Please note those options are OPTIONAL. For more options, please see the A Rule Execution Guide and the official Snakemake documentation.

Option A: Local Execution¶

If your computing environment does not require a job scheduler such as SLURM, you can run the pipeline locally. An example script is provided below. Make sure to replace the variables to relevant paths, the number of cores, and the time to wait for latency.

## path
smk_dir=/path/to/the/novascope/directory        # path to NovaScope repository
job_dir=/path/to/the/job/directory              # The job directory should has the `config_job.yaml` file.

## parameters
Ncores=<number_of_cores>                        # replace <number_of_cores> by the number of available CPU cores you wish to use
wait_time=<time_to_wait>                        # Replace <time_to_wait> with a specific duration in seconds, e.g., 120.

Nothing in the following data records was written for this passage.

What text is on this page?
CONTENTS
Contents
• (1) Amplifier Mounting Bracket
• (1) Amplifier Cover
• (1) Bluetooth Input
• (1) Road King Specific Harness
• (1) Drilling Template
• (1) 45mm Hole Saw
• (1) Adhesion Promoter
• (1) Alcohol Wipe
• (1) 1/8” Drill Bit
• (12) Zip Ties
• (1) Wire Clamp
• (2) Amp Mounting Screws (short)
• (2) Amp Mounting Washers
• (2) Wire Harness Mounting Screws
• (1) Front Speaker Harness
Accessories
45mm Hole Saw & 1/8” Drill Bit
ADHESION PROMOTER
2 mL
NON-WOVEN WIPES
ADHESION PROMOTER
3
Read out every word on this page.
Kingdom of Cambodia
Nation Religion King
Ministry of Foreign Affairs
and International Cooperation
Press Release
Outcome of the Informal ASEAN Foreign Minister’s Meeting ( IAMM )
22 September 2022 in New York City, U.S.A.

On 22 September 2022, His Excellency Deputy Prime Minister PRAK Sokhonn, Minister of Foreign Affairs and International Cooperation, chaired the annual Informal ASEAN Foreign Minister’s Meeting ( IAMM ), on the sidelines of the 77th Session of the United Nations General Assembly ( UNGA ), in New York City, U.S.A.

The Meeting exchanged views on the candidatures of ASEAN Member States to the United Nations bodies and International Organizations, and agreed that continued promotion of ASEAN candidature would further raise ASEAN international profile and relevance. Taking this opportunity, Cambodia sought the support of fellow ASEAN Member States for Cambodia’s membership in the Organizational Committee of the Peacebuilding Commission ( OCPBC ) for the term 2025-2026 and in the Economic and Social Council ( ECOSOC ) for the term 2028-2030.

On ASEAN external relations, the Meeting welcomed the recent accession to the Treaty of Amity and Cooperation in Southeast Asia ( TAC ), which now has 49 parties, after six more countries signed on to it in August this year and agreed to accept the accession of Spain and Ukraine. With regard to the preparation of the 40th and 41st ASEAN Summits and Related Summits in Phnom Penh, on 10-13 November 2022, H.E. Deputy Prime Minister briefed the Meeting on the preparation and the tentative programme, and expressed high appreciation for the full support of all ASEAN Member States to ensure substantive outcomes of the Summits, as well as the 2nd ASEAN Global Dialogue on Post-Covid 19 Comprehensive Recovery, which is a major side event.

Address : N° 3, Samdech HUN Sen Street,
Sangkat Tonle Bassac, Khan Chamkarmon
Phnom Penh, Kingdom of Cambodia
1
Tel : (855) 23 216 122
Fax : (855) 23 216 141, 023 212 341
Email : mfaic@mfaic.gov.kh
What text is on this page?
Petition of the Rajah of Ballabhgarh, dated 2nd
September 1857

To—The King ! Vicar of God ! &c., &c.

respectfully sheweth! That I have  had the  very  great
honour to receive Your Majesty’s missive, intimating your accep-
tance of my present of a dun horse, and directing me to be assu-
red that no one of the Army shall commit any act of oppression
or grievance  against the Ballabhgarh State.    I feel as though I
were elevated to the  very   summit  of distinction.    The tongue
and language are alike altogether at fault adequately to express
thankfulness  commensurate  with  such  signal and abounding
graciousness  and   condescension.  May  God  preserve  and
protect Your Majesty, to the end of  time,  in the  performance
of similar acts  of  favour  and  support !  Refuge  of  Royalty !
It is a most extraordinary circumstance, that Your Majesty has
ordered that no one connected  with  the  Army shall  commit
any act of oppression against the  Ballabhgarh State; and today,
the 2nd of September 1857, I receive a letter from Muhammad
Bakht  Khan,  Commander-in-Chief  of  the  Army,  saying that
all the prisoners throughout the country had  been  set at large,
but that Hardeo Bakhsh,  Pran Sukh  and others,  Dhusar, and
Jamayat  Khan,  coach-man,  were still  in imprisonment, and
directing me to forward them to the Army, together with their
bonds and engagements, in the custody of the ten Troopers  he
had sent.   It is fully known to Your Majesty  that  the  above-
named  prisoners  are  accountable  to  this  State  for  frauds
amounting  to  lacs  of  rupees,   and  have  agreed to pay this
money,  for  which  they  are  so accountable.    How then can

## execute the NovaScope pipeline
snakemake --latency-wait $wait_time -s ${smk_dir}/NovaScope.smk -d $job_dir --cores $Ncores --rerun-incomplete 

See the following examples to see how to execute the pipeline locally:

Option B: SLURM using a Master Job¶

A Master Job

If your computing environment support a job scheduler such SLURM, a recommended approach to submit a 'Master Job' that oversees and manages the status of all jobs.

First, make sure you have the SLURM configuration file available. The --latency-wait and --rerun-incomplete are preset in the example SLURM configuration file, eliminating manual specification.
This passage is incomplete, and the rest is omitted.